By the middle of 1991, one newspaper said his left foot looked as if it had been put “repeatedly through a butcher’s mincer”. He had had as many surgeries as senior games played.
He conceded at the time: “I don’t think many blokes have gone through this much … (but) the club’s been terrific and my teammates have been great.”
“They’re always right behind me, but it gets to the stage where, mentally, it drains the shit out of you. I’ve trained so much it feels like I’ve played 1000 games.
“It keeps getting to the stage where I’m ready to pull the boots on and it happens again.”
The one question he wanted answered, he couldn’t get. “I just want to know how good I can be”. He added: “Maybe if I had played the full year in 1988, I could have turned out to be no good and the club could have flicked me.
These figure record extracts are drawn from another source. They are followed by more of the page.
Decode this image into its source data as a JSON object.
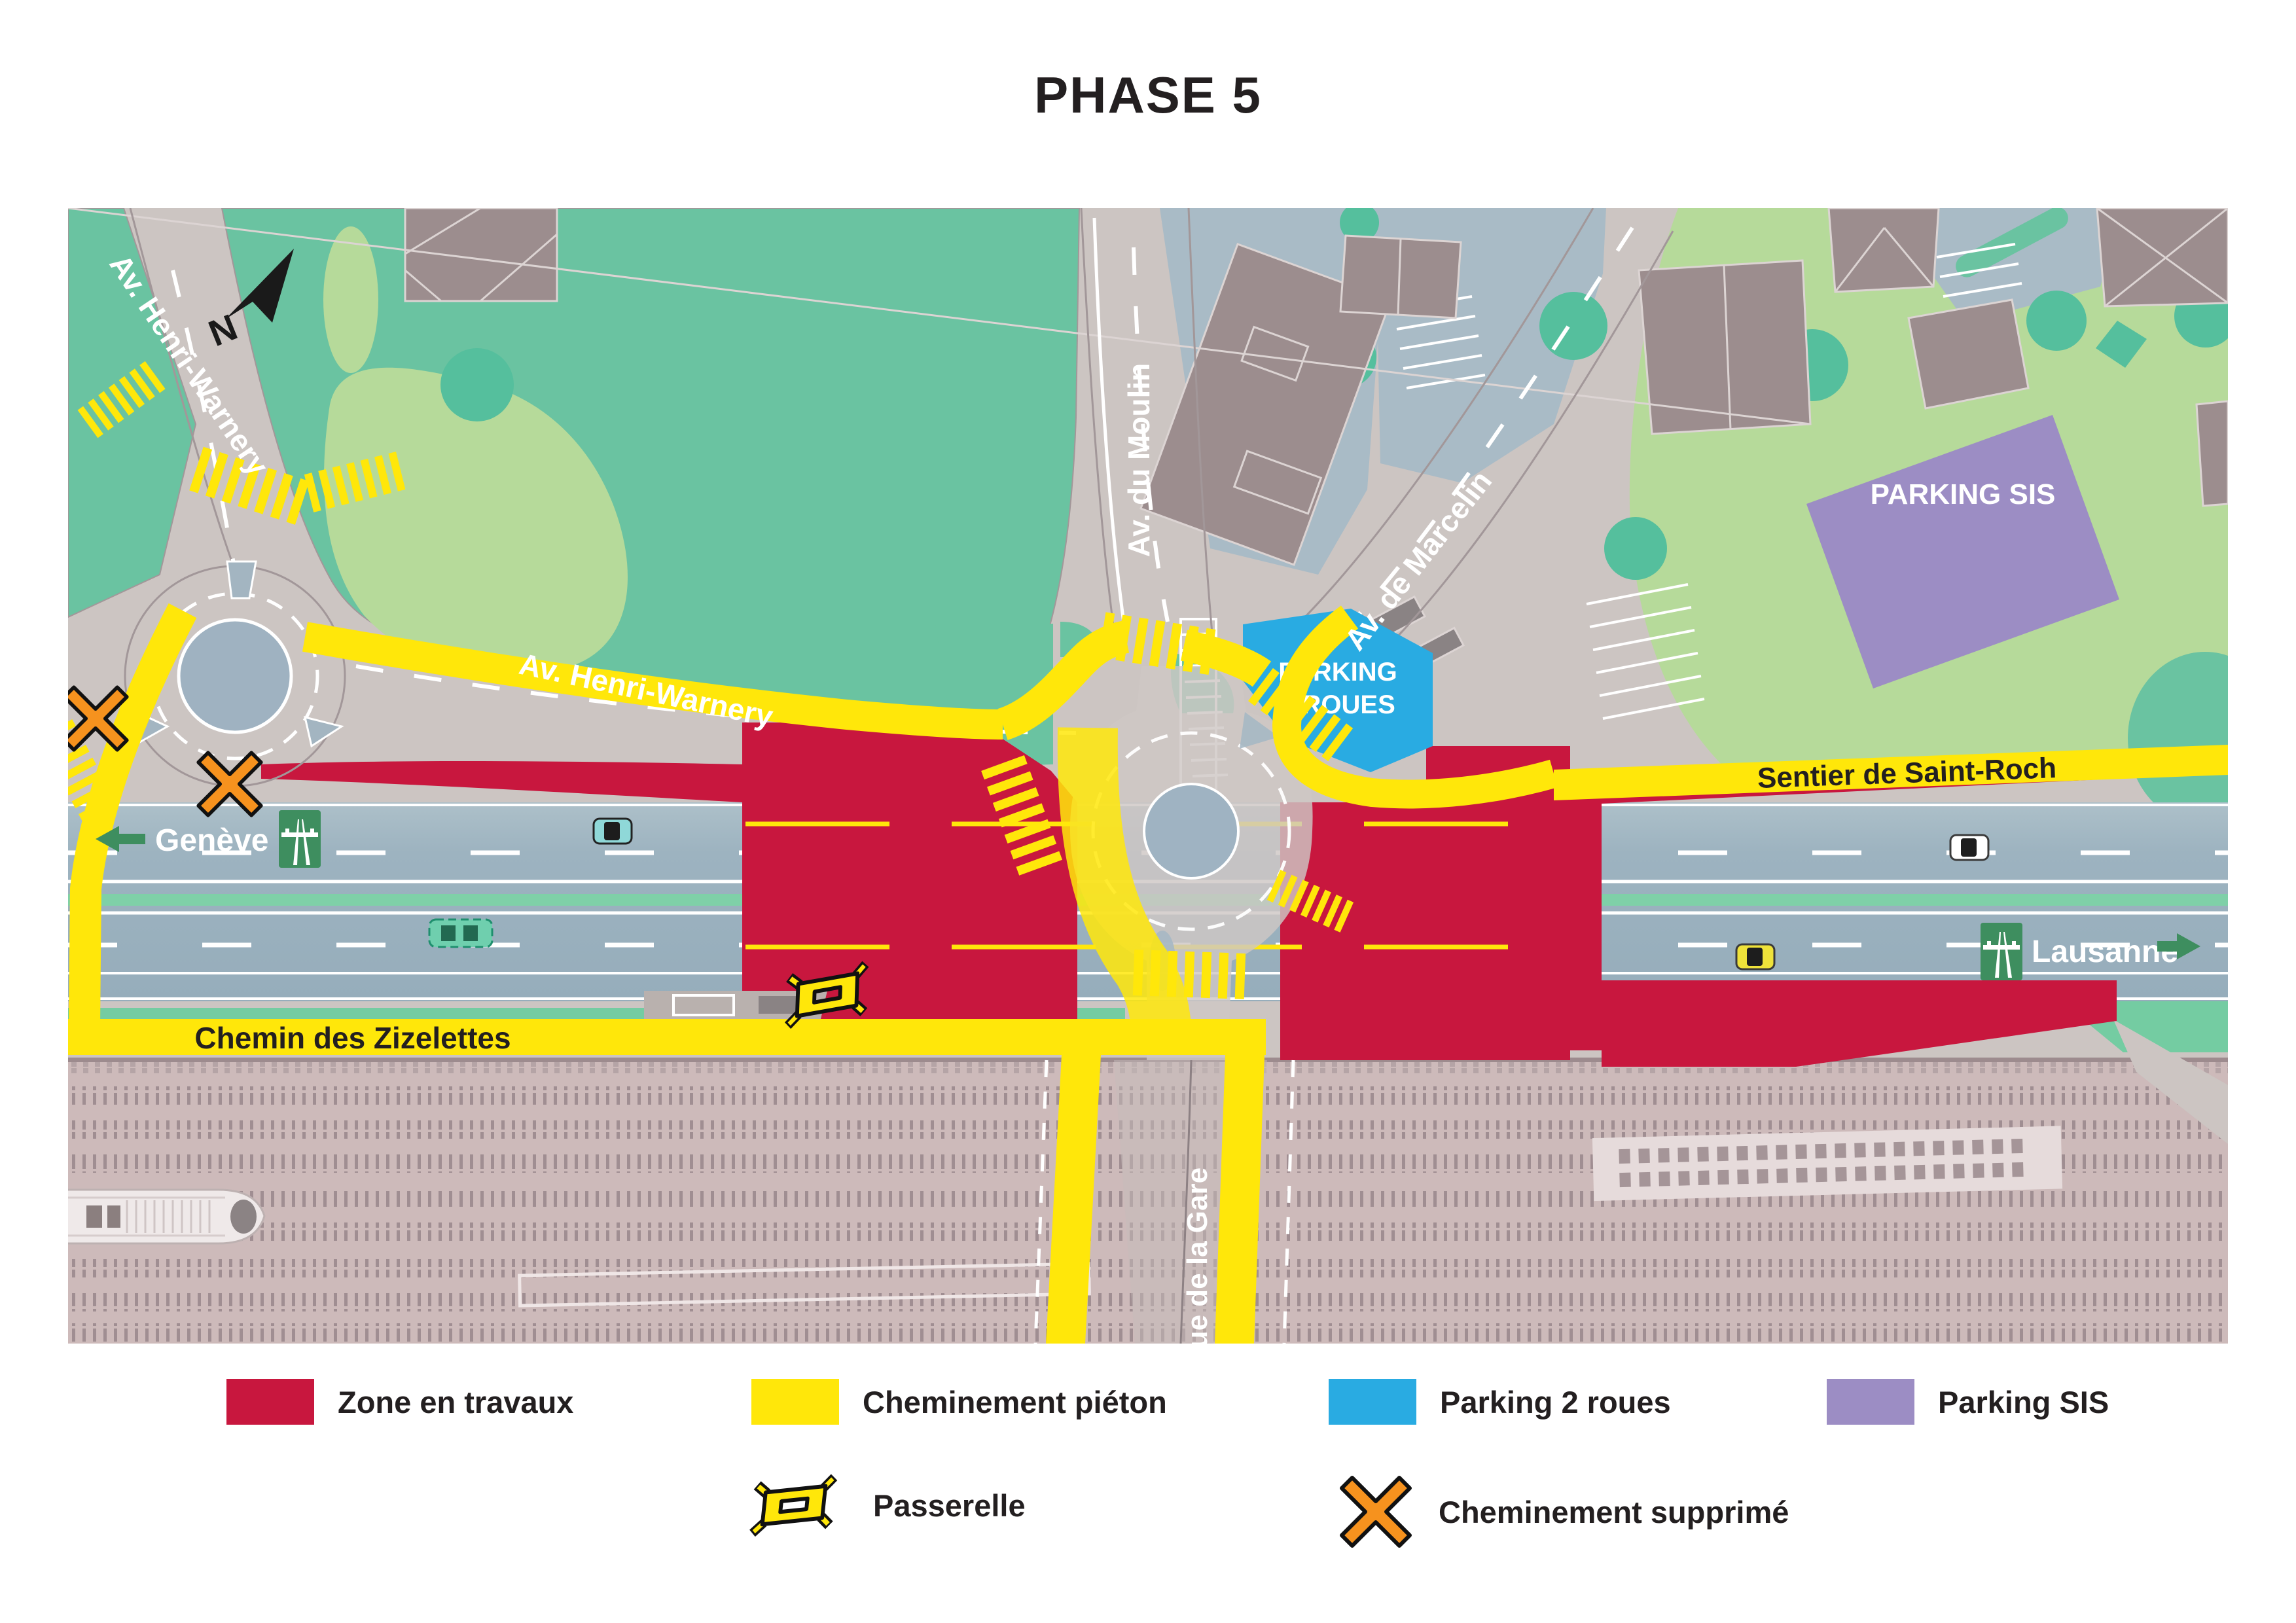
{
  "title": "PHASE 5",
  "map": {
    "north": "N",
    "street_labels": {
      "henri_warnery": "Av. Henri-Warnery",
      "henri_warnery_2": "Av. Henri-Warnery",
      "du_moulin": "Av. du Moulin",
      "de_marcelin": "Av. de Marcelin",
      "sentier_saint_roch": "Sentier de Saint-Roch",
      "zizelettes": "Chemin des Zizelettes",
      "rue_gare": "Rue de la Gare"
    },
    "zone_labels": {
      "parking_sis": "PARKING SIS",
      "parking_2roues_l1": "PARKING",
      "parking_2roues_l2": "2 ROUES"
    },
    "direction_signs": {
      "west": "Genève",
      "east": "Lausanne"
    }
  },
  "legend": {
    "zone_travaux": "Zone en travaux",
    "cheminement_pieton": "Cheminement piéton",
    "parking_2roues": "Parking 2 roues",
    "parking_sis": "Parking SIS",
    "passerelle": "Passerelle",
    "cheminement_supprime": "Cheminement supprimé"
  },
  "colors": {
    "zone_travaux": "#c8173e",
    "cheminement_pieton": "#ffe70a",
    "parking_2roues": "#29abe2",
    "parking_sis": "#9c8dc4",
    "cheminement_supprime": "#f6921e",
    "park_teal": "#6ac3a1",
    "park_light_green": "#b6da9a",
    "main_road": "#9db3c0",
    "road_gray": "#ccc5c2",
    "railway": "#cdbaba",
    "sign_green": "#3e8e5f"
  }
}
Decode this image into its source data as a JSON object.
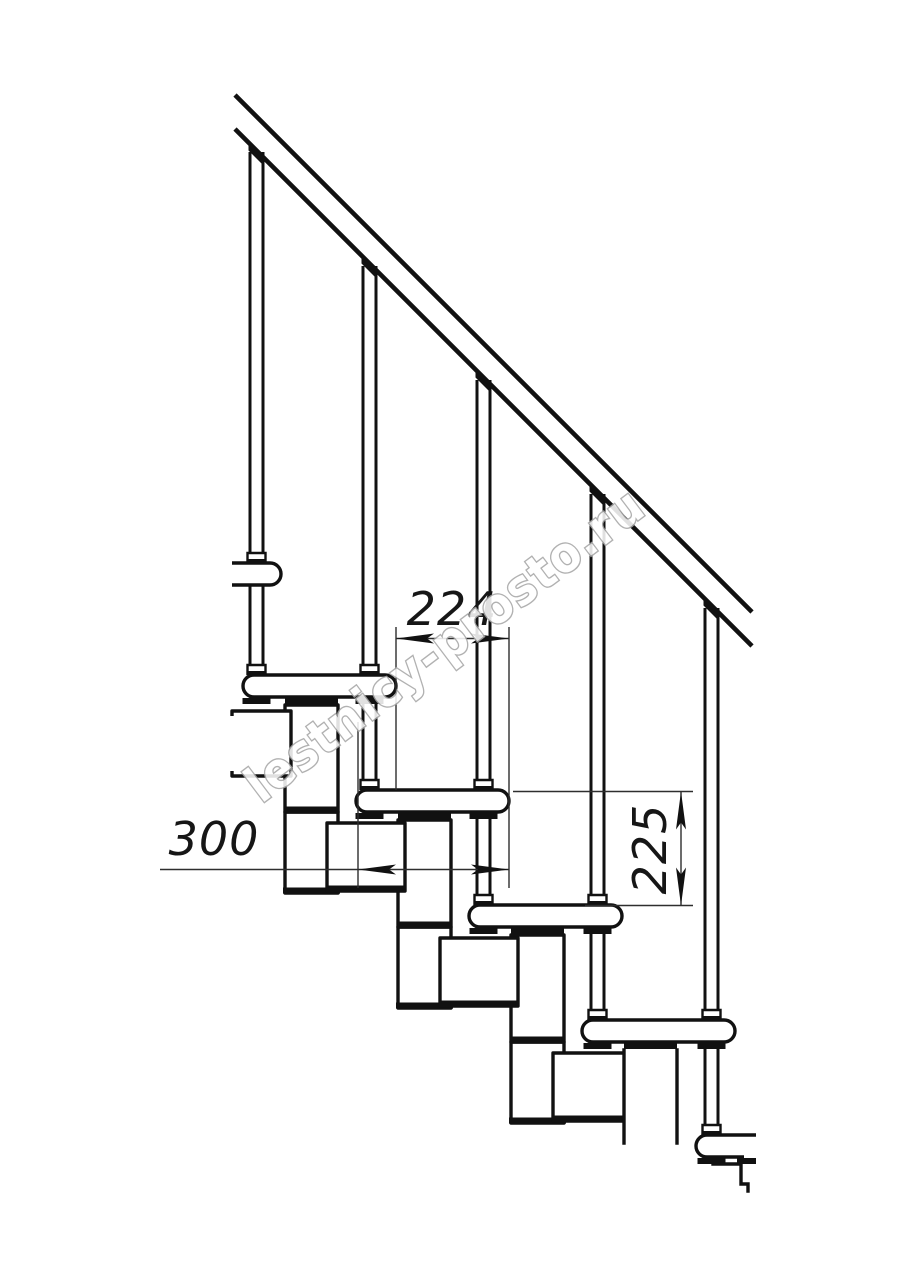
{
  "page": {
    "background": "#ffffff"
  },
  "drawing": {
    "line_color": "#111111",
    "dim_color": "#2e2e2e",
    "dimensions": {
      "tread_run": {
        "value": "224"
      },
      "tread_depth": {
        "value": "300"
      },
      "step_rise": {
        "value": "225"
      }
    },
    "watermark": {
      "text": "lestnicy-prosto.ru",
      "fill": "#ffffff",
      "stroke": "#a6a6a6"
    }
  }
}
I just don’t know … but I want to.”
Nobody who saw him play that day against Essendon thought he was “no good. His foot, more than his talent, had been the problem.
He was delisted at the end of 1991, when he was not yet 24. But, fortunately, he wasn’t lost to the club. Orval would go on to serve on the past players’ executive for a time, and remains a popular former Magpie.
He would even offer Essendon champion James Hird some advice when he went through his own navicular issues, which almost derailed his career.
Better still, the fame that eluded him at Collingwood came in a very different guise. He would emerge with internet fame in recent years with the Angry Dad posts his sons Dylan and Mitchell turned into an online sensation. The pranks turned out to be exceptionally popular, and one of their Facebooks pages had more than 200,000 likes.
Dylan also spent time at Collingwood as part of the VFL list in 2014, and would later be rookie-listed by Adelaide.
If anyone deserved that change in fortune, it was Mark Orval. If fate had been kinder to him, he wouldn’t be a one-hit wonder; he could have been one of the club’s genuine stars. But, given what happened, at least we saw what he was capable of in that final round game against Essendon back in 1987.